Holocaust survivors condemn auction of Nazi execution files | News World

Dachau concentration camp in Bavaria, Germany. Holocaust survivors have condemned a ‘shameless’ auction of 600 Nazi artefacts (Picture: Getty Images)

An auction home is facing a backlash for selling off lots of of vital Nazi records and artefacts.

Greater than 600 letters and files documenting crimes committed throughout the Holocaust are to be sold at ‘The System of Terror’ auction on Monday.

Holocaust survivors have called for the ‘cynical and shameless’ event on the Felzmann auction house in Neuss, Germany, to be cancelled.

The dealer, which relies just outside Dusseldorf and specialises in postcards, advertised 627 items, including Gestapo files and letters to family members by prisoners of concentration camps.

Lots on the market on Monday include a Gestapo card detailing the execution of a Jewish resident of the Mackheim ghetto, predicted to fetch 350 euros, and an eight-page pamphlet of a 1940 anti-Jewish propaganda film, for which bids start at €120.

Other items include a letter sent by a Polish prisoner of Auschwitz from 1940, with a starting price of €180.

Meanwhile a letter describing the death of a ‘euthanised’ patient on the Hadamar State Hospital, used as a killing facility during World War II, was expected to fetch no less than €350.
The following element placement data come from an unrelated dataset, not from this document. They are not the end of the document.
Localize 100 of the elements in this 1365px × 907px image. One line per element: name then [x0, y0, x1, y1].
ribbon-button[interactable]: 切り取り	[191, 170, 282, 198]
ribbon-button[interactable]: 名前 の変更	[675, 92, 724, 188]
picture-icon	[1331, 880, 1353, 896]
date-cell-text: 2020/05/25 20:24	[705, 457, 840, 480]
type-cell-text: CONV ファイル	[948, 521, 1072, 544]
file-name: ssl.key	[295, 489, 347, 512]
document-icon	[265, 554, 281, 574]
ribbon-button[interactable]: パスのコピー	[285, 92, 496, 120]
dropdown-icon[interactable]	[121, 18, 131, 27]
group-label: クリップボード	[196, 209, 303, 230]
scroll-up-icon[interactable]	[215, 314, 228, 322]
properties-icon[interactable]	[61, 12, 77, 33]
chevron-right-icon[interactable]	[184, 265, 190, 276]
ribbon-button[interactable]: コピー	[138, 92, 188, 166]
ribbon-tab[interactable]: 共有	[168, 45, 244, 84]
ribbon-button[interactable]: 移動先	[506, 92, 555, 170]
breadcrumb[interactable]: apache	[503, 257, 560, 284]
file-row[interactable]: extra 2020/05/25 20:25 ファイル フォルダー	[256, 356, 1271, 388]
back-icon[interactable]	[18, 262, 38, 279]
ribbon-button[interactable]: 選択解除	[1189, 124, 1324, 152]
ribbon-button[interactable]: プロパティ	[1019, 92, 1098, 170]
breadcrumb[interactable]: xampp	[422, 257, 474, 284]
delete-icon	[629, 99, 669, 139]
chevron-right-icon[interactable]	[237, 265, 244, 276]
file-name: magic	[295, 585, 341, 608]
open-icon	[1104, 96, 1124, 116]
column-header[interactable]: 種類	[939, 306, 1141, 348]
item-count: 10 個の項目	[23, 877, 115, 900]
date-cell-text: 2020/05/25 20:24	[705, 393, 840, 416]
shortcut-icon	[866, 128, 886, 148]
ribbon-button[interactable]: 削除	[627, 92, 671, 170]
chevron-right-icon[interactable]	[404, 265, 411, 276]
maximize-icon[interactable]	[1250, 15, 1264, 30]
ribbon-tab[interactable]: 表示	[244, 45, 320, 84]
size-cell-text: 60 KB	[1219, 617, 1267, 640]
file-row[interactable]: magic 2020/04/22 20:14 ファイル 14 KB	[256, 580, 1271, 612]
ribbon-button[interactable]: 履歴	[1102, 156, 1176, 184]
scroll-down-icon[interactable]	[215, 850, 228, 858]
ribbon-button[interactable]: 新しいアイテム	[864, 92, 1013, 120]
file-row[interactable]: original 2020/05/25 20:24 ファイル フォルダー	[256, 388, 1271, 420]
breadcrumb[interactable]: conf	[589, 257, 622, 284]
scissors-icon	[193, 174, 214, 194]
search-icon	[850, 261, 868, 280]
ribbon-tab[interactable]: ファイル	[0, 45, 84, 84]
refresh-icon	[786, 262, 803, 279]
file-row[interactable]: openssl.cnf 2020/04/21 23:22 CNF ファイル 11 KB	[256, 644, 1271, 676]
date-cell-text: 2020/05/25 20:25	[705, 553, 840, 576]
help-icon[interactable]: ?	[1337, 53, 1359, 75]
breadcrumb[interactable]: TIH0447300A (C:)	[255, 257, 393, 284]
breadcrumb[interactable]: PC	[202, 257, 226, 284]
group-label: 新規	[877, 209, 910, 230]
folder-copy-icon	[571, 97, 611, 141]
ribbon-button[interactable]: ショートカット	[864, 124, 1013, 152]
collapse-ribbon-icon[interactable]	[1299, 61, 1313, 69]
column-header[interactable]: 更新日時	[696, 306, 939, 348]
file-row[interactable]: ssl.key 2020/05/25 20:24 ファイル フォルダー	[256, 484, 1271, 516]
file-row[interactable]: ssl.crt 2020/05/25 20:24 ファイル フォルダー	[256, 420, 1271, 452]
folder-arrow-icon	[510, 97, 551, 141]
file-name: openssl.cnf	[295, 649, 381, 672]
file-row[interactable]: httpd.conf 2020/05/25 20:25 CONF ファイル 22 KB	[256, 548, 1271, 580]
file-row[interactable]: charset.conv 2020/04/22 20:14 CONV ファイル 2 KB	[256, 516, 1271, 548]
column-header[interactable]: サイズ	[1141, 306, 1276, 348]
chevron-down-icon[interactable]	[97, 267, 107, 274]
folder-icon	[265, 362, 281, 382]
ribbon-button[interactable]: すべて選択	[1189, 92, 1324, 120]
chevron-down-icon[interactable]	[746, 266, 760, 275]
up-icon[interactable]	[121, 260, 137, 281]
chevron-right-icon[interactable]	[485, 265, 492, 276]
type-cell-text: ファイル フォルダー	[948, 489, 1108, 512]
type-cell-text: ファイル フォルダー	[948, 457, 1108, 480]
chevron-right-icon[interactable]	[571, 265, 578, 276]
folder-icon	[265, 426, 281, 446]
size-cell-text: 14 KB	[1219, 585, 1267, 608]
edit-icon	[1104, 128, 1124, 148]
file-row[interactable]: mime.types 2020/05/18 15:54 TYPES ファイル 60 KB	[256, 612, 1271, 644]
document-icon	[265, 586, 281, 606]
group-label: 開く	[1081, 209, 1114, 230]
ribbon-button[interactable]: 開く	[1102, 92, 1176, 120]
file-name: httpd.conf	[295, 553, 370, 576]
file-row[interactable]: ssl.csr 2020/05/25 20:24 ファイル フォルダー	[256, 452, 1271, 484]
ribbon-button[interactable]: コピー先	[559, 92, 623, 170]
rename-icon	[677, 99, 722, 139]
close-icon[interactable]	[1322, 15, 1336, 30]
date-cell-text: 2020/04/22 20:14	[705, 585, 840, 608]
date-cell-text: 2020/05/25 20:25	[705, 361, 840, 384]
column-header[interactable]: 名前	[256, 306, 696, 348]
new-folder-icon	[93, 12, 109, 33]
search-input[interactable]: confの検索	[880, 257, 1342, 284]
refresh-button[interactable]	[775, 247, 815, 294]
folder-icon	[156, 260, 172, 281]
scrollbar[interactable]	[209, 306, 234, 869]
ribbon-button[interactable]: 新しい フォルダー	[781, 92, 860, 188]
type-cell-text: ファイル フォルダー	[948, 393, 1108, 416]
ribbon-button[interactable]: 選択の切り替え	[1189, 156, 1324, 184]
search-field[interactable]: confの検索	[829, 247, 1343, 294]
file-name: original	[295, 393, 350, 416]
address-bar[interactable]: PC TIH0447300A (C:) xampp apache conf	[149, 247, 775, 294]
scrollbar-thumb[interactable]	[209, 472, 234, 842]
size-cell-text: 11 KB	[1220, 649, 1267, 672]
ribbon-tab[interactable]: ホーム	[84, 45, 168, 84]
One file, which documents a person forcibly sterilised on the Dachau concentration camp in 1937, on account of being deemed ‘racially unclean’.

Press release from the Fritz Bauer Institute: BUSINESS WITH Nazi PERSECUTION AND THE HOLOCAUST Press release regarding the planned auction
A grab of Lot 1 of the auction, an ‘extremely rare’ concentration camp release certificate, with a starting price of 400€ (Picture: Fritz Bauer Institute)

In accordance with the Fritz Bauer Institute, the auction house used cynical tactics, including justifying higher starting prices for items with accompanying pictures.

The research centre of Nazi crimes said: ‘The written and audiovisual interpretation of the NS crimes and their afterstory must urgently be entrusted to the general public archives and memorials.

‘Only listed here are the documents expertly preserved, recorded, preserved for the long run and made available taking into consideration their provenance, all copyright and personality rights in addition to the protective interest of the affected people or their descendants of historical research and to an interested public.’

Christoph Heubner, an executive of the International Auschwitz Committee, said that families of Holocaust survivors were left ‘outraged and speechless’ by the event.

He said the items belonged to victims and their families and must be kept in museums or memorial exhibitions.

He said: ‘Their history and the suffering of all those persecuted and murdered by the Nazis is being exploited for industrial gain.

‘We urge those responsible on the Felzmann auction house to point out some basic decency and cancel the auction.’

The auction listing was faraway from the Felzmann website by Sunday afternoon.

Metro has contacted the auction house for comment.